The development of agriculture in Cayman and how foodstuffs are imported should be looked at, MLA Lucille Seymour suggested in Finance Committee.
The George Town Member said on Thursday that the country’s vulnerability had been demonstrated recently, with the bad weather meaning no ships arriving for a while and supplies in the shops running low.
Miss Seymour wondered if there could be some sort of cottage industry where incentives were given to home-owners who grew perishables, to help them survive in the event of a catastrophe.
She also felt there should be negotiations with neighbouring countries so, if Cayman could not get supplies from the USA, it could get food from places like Jamaica or Honduras.
Leader of Government Business Kurt Tibbetts said a protocol, which allowed for the importation of such things as sweet potatoes and yams was already in place and shipments did arrive.
With regards to incentives for home owners, a programme had been in place for a time, with back yard farmers being given every encouragement, by helping them with plants, seeds and other things, he said.
Mr.
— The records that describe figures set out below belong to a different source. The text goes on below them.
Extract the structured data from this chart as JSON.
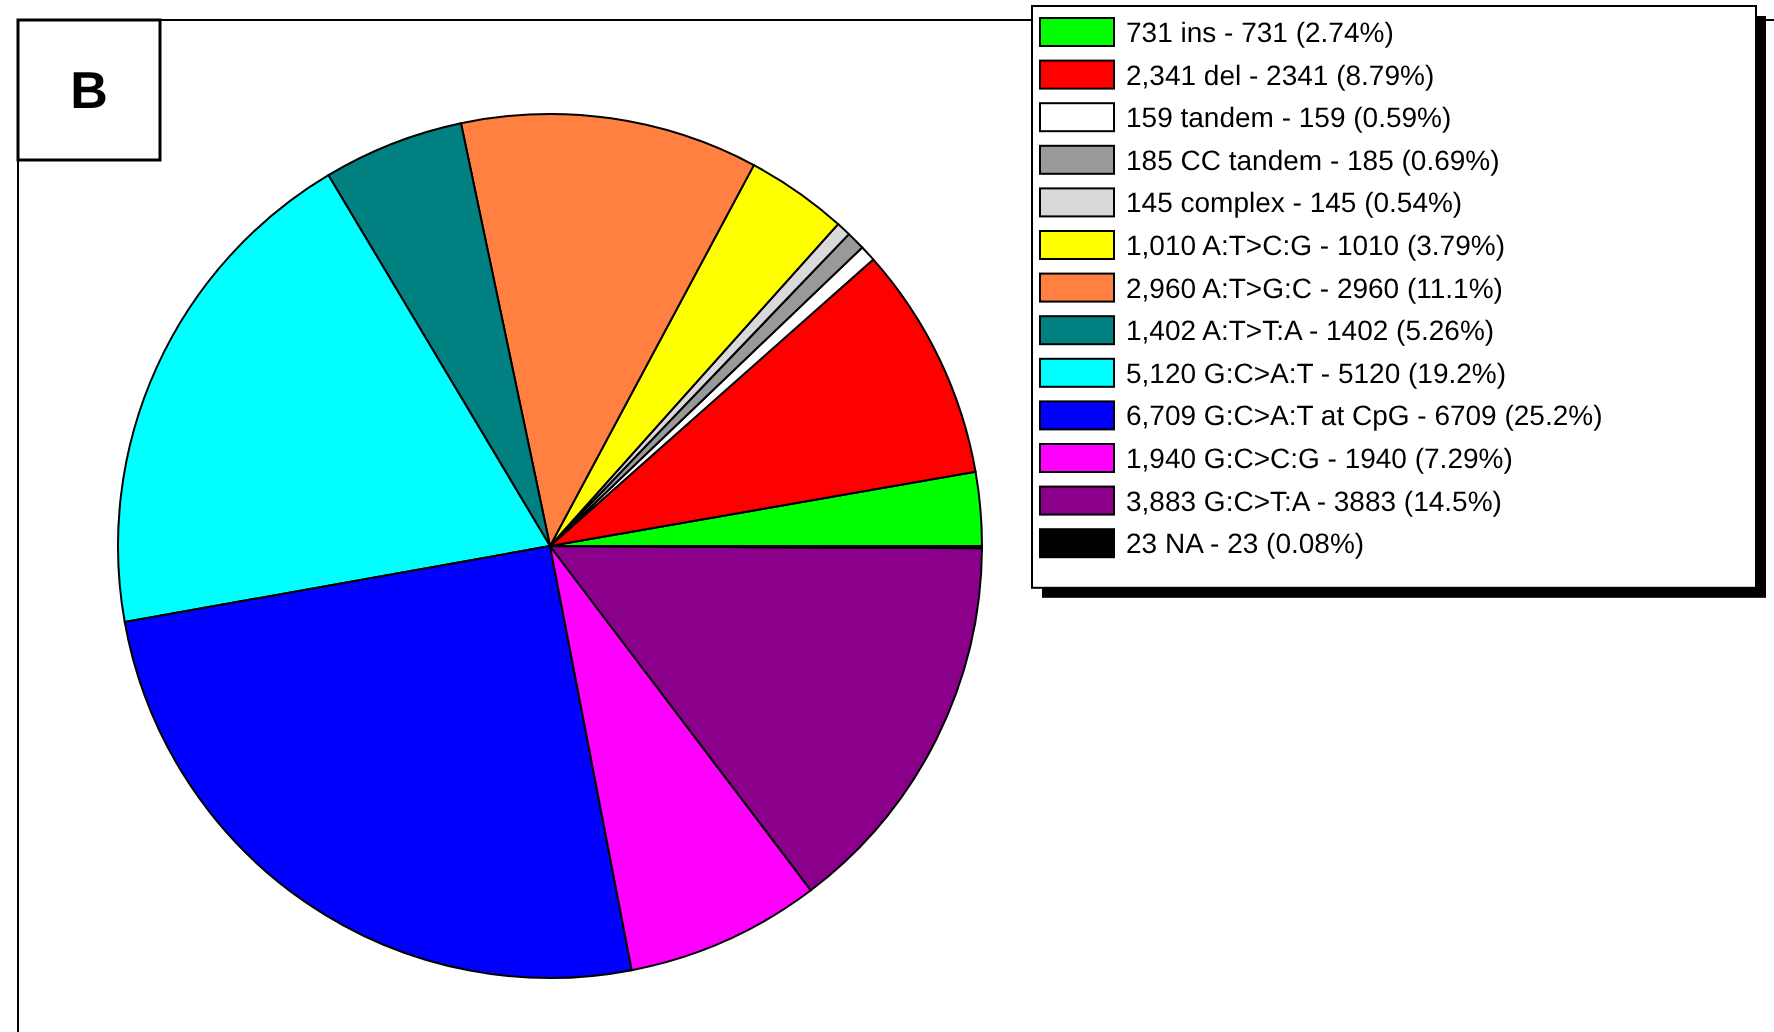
{
  "chart_data": {
    "type": "pie",
    "title": "B",
    "categories": [
      "731 ins - 731 (2.74%)",
      "2,341 del - 2341 (8.79%)",
      "159 tandem - 159 (0.59%)",
      "185 CC tandem - 185 (0.69%)",
      "145 complex - 145 (0.54%)",
      "1,010 A:T>C:G - 1010 (3.79%)",
      "2,960 A:T>G:C - 2960 (11.1%)",
      "1,402 A:T>T:A - 1402 (5.26%)",
      "5,120 G:C>A:T - 5120 (19.2%)",
      "6,709 G:C>A:T at CpG - 6709 (25.2%)",
      "1,940 G:C>C:G - 1940 (7.29%)",
      "3,883 G:C>T:A - 3883 (14.5%)",
      "23 NA - 23 (0.08%)"
    ],
    "values": [
      731,
      2341,
      159,
      185,
      145,
      1010,
      2960,
      1402,
      5120,
      6709,
      1940,
      3883,
      23
    ],
    "colors": [
      "#00ff00",
      "#ff0000",
      "#ffffff",
      "#999999",
      "#d9d9d9",
      "#ffff00",
      "#ff8040",
      "#008080",
      "#00ffff",
      "#0000ff",
      "#ff00ff",
      "#8b008b",
      "#000000"
    ],
    "legend": "top right"
  }
}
Tibbetts said he was surprised how many home owners had vegetable gardens and fruit trees.
It would be easy to see if there were any more incentives that could be looked at to encourage back yard farmers, he told the committee.
Mr. Tibbetts said, had the recent situation with the ships gone on for two or three days more, alternatives would have been used from the geographical locations already mentioned.
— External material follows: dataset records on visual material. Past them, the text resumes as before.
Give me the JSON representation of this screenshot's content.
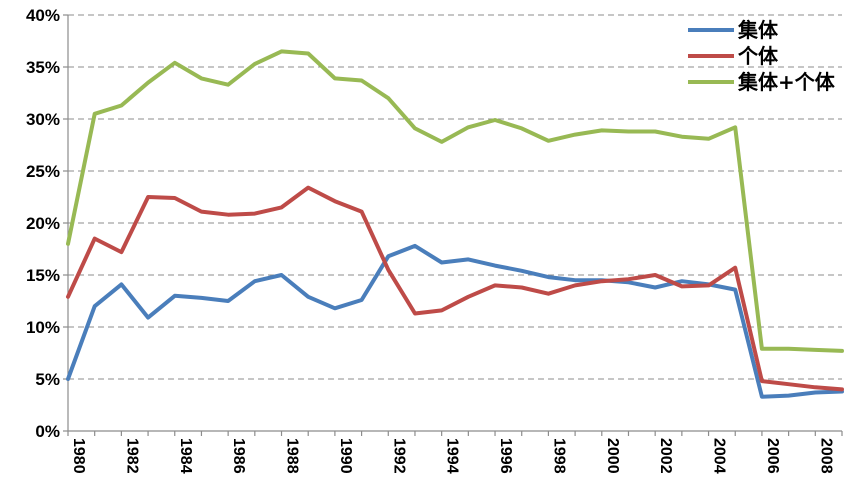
{
  "chart_data": {
    "type": "line",
    "x": [
      1980,
      1981,
      1982,
      1983,
      1984,
      1985,
      1986,
      1987,
      1988,
      1989,
      1990,
      1991,
      1992,
      1993,
      1994,
      1995,
      1996,
      1997,
      1998,
      1999,
      2000,
      2001,
      2002,
      2003,
      2004,
      2005,
      2006,
      2007,
      2008,
      2009
    ],
    "series": [
      {
        "name": "集体",
        "color": "#4a7ebb",
        "values": [
          5.0,
          12.0,
          14.1,
          10.9,
          13.0,
          12.8,
          12.5,
          14.4,
          15.0,
          12.9,
          11.8,
          12.6,
          16.8,
          17.8,
          16.2,
          16.5,
          15.9,
          15.4,
          14.8,
          14.5,
          14.5,
          14.3,
          13.8,
          14.4,
          14.1,
          13.6,
          3.3,
          3.4,
          3.7,
          3.8
        ]
      },
      {
        "name": "个体",
        "color": "#be4b48",
        "values": [
          12.9,
          18.5,
          17.2,
          22.5,
          22.4,
          21.1,
          20.8,
          20.9,
          21.5,
          23.4,
          22.1,
          21.1,
          15.5,
          11.3,
          11.6,
          12.9,
          14.0,
          13.8,
          13.2,
          14.0,
          14.4,
          14.6,
          15.0,
          13.9,
          14.0,
          15.7,
          4.8,
          4.5,
          4.2,
          4.0
        ]
      },
      {
        "name": "集体+个体",
        "color": "#98b954",
        "values": [
          18.0,
          30.5,
          31.3,
          33.5,
          35.4,
          33.9,
          33.3,
          35.3,
          36.5,
          36.3,
          33.9,
          33.7,
          32.0,
          29.1,
          27.8,
          29.2,
          29.9,
          29.1,
          27.9,
          28.5,
          28.9,
          28.8,
          28.8,
          28.3,
          28.1,
          29.2,
          7.9,
          7.9,
          7.8,
          7.7
        ]
      }
    ],
    "y_ticks": [
      "0%",
      "5%",
      "10%",
      "15%",
      "20%",
      "25%",
      "30%",
      "35%",
      "40%"
    ],
    "x_ticks": [
      "1980",
      "1982",
      "1984",
      "1986",
      "1988",
      "1990",
      "1992",
      "1994",
      "1996",
      "1998",
      "2000",
      "2002",
      "2004",
      "2006",
      "2008"
    ],
    "ylim": [
      0,
      40
    ],
    "xlim": [
      1980,
      2009
    ],
    "grid": true,
    "legend_position": "top-right",
    "title": "",
    "xlabel": "",
    "ylabel": ""
  }
}
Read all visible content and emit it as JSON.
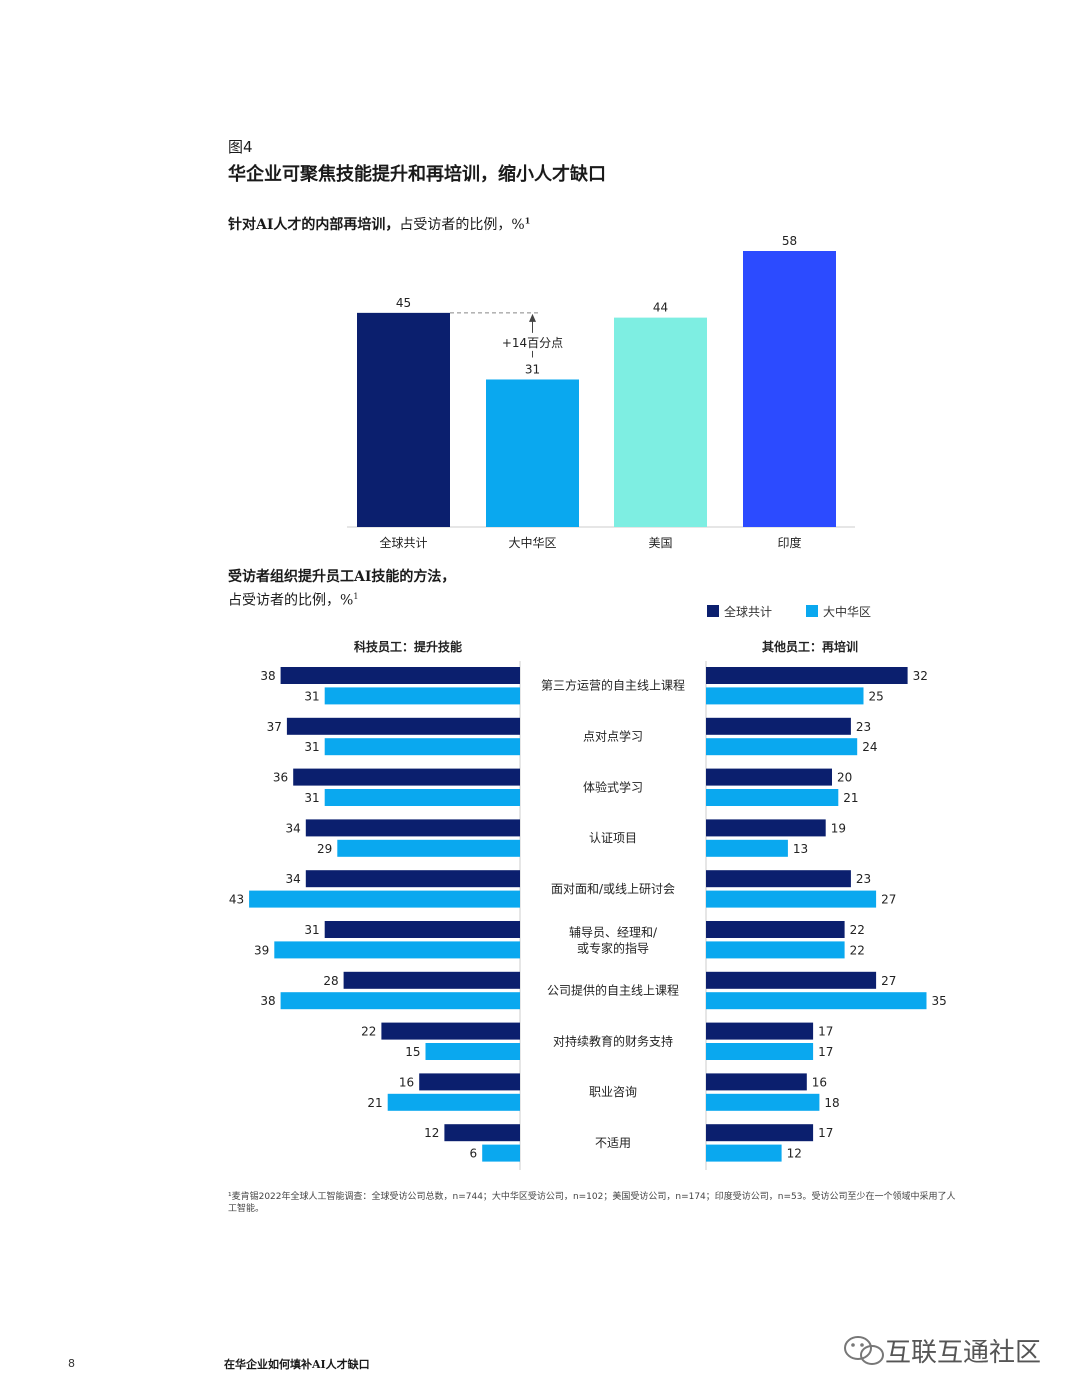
{
  "figure": {
    "label": "图4",
    "title": "华企业可聚焦技能提升和再培训，缩小人才缺口"
  },
  "chart1": {
    "title_bold": "针对AI人才的内部再培训，",
    "title_rest": "占受访者的比例，%",
    "title_sup": "1",
    "annotation": "+14百分点"
  },
  "chart2": {
    "title_line1": "受访者组织提升员工AI技能的方法，",
    "title_line2": "占受访者的比例，%",
    "title_sup": "1",
    "left_header": "科技员工：提升技能",
    "right_header": "其他员工：再培训",
    "legend": [
      "全球共计",
      "大中华区"
    ]
  },
  "colors": {
    "global": "#0b1f6e",
    "greater_china": "#0aa8ef",
    "usa": "#7eeee2",
    "india": "#2c4bff",
    "axis": "#cccccc"
  },
  "chart_data": [
    {
      "type": "bar",
      "title": "针对AI人才的内部再培训，占受访者的比例，%",
      "categories": [
        "全球共计",
        "大中华区",
        "美国",
        "印度"
      ],
      "values": [
        45,
        31,
        44,
        58
      ],
      "ylim": [
        0,
        58
      ],
      "annotations": [
        {
          "from": "全球共计",
          "to": "大中华区",
          "text": "+14百分点"
        }
      ]
    },
    {
      "type": "bar",
      "orientation": "horizontal",
      "title": "受访者组织提升员工AI技能的方法，占受访者的比例，%",
      "legend_position": "top-right",
      "categories": [
        "第三方运营的自主线上课程",
        "点对点学习",
        "体验式学习",
        "认证项目",
        "面对面和/或线上研讨会",
        "辅导员、经理和/或专家的指导",
        "公司提供的自主线上课程",
        "对持续教育的财务支持",
        "职业咨询",
        "不适用"
      ],
      "category_lines": [
        [
          "第三方运营的自主线上课程"
        ],
        [
          "点对点学习"
        ],
        [
          "体验式学习"
        ],
        [
          "认证项目"
        ],
        [
          "面对面和/或线上研讨会"
        ],
        [
          "辅导员、经理和/",
          "或专家的指导"
        ],
        [
          "公司提供的自主线上课程"
        ],
        [
          "对持续教育的财务支持"
        ],
        [
          "职业咨询"
        ],
        [
          "不适用"
        ]
      ],
      "panels": [
        {
          "name": "科技员工：提升技能",
          "series": [
            {
              "name": "全球共计",
              "values": [
                38,
                37,
                36,
                34,
                34,
                31,
                28,
                22,
                16,
                12
              ]
            },
            {
              "name": "大中华区",
              "values": [
                31,
                31,
                31,
                29,
                43,
                39,
                38,
                15,
                21,
                6
              ]
            }
          ]
        },
        {
          "name": "其他员工：再培训",
          "series": [
            {
              "name": "全球共计",
              "values": [
                32,
                23,
                20,
                19,
                23,
                22,
                27,
                17,
                16,
                17
              ]
            },
            {
              "name": "大中华区",
              "values": [
                25,
                24,
                21,
                13,
                27,
                22,
                35,
                17,
                18,
                12
              ]
            }
          ]
        }
      ]
    }
  ],
  "footnote": "¹麦肯锡2022年全球人工智能调查：全球受访公司总数，n=744；大中华区受访公司，n=102；美国受访公司，n=174；印度受访公司，n=53。受访公司至少在一个领域中采用了人工智能。",
  "footer": {
    "page_number": "8",
    "title": "在华企业如何填补AI人才缺口"
  },
  "watermark": "互联互通社区"
}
One difficulty was that the boats could not get into port because of the weather. The boats were loaded but could not land, he said.
There had also been problems with the airports in Florida for a few days, he added.
Sister Islands MLA Julianna O’Connor-Connolly told the committee there were a number of incentives on Cayman Brac, but she believed farmers there would be helped by an affordable supply of water.
Mr. Tibbetts said ways of assisting by means of storage tanks and other things were being looked at.